Yeah, that's nice and all, some random guy did some random thing on the Internet and others followed. Sorry, I'm tired of dealing with that. As the URL notes, "this might help." But that also means "this might not." And I'm leaning towards "not" as the Qlogic based card isn't a common choice.
One of the things about hardware is that it's nice to believe that any random P.O.S. card will work, will work great, and you'll love it and never have any problems with it. Many years of professional experience with PC hardware leads me to believe that such beliefs bear no resemblance to the truth, and therefore I am a huge fan of using the known-tested-proven-good hardware that is suggested here in the forums. You *can* pick some random technology to attach your hard disks, but you'll be your own guinea pig in most cases. We know that the LSI HBA's with a particular version of firmware are problem-free and have billions of aggregate run-hours to back that up. We know that certain Intel and Chelsio network cards are problem-free. Etc.

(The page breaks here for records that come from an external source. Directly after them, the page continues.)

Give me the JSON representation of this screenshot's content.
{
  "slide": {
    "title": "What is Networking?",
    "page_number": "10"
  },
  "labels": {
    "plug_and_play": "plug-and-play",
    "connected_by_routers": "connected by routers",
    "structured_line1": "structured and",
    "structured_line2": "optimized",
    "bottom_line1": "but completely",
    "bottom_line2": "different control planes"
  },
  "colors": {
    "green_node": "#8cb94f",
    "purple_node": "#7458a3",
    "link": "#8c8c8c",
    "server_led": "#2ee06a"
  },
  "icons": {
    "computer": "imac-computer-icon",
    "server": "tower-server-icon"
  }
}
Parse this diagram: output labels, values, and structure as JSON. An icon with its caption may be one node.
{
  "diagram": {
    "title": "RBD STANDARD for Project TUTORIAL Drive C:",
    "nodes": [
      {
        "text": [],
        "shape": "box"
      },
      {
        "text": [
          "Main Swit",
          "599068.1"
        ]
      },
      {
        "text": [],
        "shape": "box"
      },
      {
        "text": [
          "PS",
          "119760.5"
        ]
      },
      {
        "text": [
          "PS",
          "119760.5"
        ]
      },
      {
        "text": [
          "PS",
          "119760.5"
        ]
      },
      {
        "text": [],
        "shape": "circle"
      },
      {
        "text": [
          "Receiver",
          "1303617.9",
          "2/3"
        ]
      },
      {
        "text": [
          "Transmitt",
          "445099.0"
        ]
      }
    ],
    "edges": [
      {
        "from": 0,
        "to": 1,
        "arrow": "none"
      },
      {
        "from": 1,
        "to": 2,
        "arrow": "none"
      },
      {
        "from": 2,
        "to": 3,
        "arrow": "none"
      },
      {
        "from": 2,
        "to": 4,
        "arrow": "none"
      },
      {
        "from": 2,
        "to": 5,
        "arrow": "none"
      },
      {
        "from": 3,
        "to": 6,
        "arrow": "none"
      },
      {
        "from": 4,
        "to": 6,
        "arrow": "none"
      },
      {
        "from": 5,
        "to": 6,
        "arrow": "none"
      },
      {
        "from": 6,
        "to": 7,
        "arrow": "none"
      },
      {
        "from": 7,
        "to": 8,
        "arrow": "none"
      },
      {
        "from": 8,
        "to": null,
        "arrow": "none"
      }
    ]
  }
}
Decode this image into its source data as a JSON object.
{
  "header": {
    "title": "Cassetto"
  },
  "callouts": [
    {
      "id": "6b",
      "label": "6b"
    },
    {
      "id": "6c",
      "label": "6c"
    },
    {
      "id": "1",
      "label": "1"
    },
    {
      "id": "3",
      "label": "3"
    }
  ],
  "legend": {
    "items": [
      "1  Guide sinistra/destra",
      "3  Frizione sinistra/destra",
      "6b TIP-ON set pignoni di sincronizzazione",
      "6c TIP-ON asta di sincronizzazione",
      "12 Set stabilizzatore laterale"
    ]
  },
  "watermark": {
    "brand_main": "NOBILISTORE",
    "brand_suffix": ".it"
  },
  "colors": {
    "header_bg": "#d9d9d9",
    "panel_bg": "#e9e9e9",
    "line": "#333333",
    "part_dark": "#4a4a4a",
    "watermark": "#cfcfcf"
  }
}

Basically if you want to do 10G networking with FreeNAS and you want a competent starting point, forget everything else you've heard, and go to the first post in this thread. Most of the best information about 10G especially with respect to FreeNAS lives here in this thread. You might be able to get it to work on other random 10G cards. This will have to do with who wrote the driver, how well it was written, whether or not the author had access to chipset docs, whether the chipset had any bugs, and how well various arcane features such as vlans, hardware offload, jumbo MTU, etc., work. There are a number of us who do this professionally and there is fantastic knowledge collected in this thread.
Anyways ...
The upside to a network card is that if it ends up causing problems, you can pull it and give it a
tap with the magic fix-it wand. Then you can go out and buy an Intel X520 or a Chelsio. So the Qlogic isn't a catastrophe. If it turns problematic, remediate it.
That's very different than drive-to-host attachment, where a poor choice of attachment can land you in a world of data loss pain, and there isn't any turning back from that.